Julien Proulx: Mon principal emploi pendant l’année est celui de directeur artistique et chef de l’Orchestre symphonique de Drummondville. Je travaille également comme chef invité et je me promène un peu partout pour différents concerts. Depuis récemment, je suis aussi directeur artistique de l’Orchestre de la Francophonie, qui offre un stage orchestral professionnel à de jeunes musiciens. Pendant plusieurs années, j’ai également été chef de chœur, mais je me suis davantage concentré sur la direction d’orchestre au cours des dernières années, puisque j’avais moins de temps.
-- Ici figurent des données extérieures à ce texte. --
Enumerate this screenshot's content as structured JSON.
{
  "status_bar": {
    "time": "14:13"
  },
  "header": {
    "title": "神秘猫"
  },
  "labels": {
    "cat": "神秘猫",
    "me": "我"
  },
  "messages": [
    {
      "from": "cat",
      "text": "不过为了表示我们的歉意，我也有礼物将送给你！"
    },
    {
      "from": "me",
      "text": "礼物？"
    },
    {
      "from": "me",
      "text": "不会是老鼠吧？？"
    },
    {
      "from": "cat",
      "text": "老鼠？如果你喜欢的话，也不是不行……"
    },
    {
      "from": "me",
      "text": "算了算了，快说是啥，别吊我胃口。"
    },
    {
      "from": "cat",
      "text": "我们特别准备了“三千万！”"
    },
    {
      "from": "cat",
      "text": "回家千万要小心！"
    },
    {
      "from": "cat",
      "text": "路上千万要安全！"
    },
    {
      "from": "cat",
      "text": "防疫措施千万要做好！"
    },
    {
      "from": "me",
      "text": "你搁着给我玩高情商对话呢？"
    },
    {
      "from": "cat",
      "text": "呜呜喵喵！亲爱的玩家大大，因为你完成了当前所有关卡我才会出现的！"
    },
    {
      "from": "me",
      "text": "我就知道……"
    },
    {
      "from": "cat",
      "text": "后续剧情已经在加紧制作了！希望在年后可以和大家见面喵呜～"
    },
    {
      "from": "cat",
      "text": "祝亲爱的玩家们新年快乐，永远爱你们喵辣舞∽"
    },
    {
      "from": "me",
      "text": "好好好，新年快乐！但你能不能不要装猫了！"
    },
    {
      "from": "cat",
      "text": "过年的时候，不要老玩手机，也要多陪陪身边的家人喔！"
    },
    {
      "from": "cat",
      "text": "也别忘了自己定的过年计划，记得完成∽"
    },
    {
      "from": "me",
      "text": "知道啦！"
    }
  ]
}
PAN M 360: Qu’est-ce qui vous inspire particulièrement dans Les Contes d’Hoffmann?

Julien Proulx : Les Contes d’Hoffmann est un opéra très particulier. C’est la dernière œuvre d’Offenbach, qu’il n’a pas réellement eu le temps de terminer. Il en existe donc toutes sortes de versions.

Au-delà de ces différentes versions, il y a un très beau souffle dans cet opéra. Offenbach ne reste toutefois jamais très loin de l’opérette. Nous sommes constamment à la frontière entre les genres : certains passages sont extrêmement dramatiques, puis la musique bascule soudainement vers quelque chose de beaucoup plus léger ou de plus drôle.

Cela crée des contrastes assez saisissants entre le propos et la musique qui l’accompagne. Parfois, la musique devient très légère alors que la situation demeure profondément dramatique. Il en résulte un effet comique qui n’est pourtant pas uniquement comique. Offenbach joue véritablement avec les sentiments du public, avec ses attentes et avec les codes de l’opéra.

C’est toute cette finesse que nous travaillons en ce moment et que je trouve particulièrement intéressante dans Les Contes d’Hoffmann.

PAN M 360 : Pour une personne qui découvrirait l’œuvre, est-ce principalement à ces contrastes que vous lui conseilleriez de s’attarder?

Julien Proulx: Il y a aussi plusieurs grands succès dans cet opéra, notamment la Barcarolle et l’air d’Olympia, Les Oiseaux dans la charmille. Pour moi, il s’agit d’un opéra extrêmement complet : il y a du drame, de l’humour et de grands airs très connus.

L’œuvre offre également de la place à de nombreuses voix. C’est l’une des raisons pour lesquelles nous l’avons choisie : elle permet à plusieurs jeunes chanteurs de briller. Il y a beaucoup de personnages et, même si l’histoire peut parfois paraître complexe, elle nous entraîne dans différents univers. Elle contient aussi une importante dimension fantastique.

C’est donc quelque chose de très divertissant, mais également touchant et drôle. Le spectacle parcourt pratiquement toutes les émotions. C’est une sorte de kaléidoscope musical, et c’est ce qui rend l’œuvre à la fois unique et attachante.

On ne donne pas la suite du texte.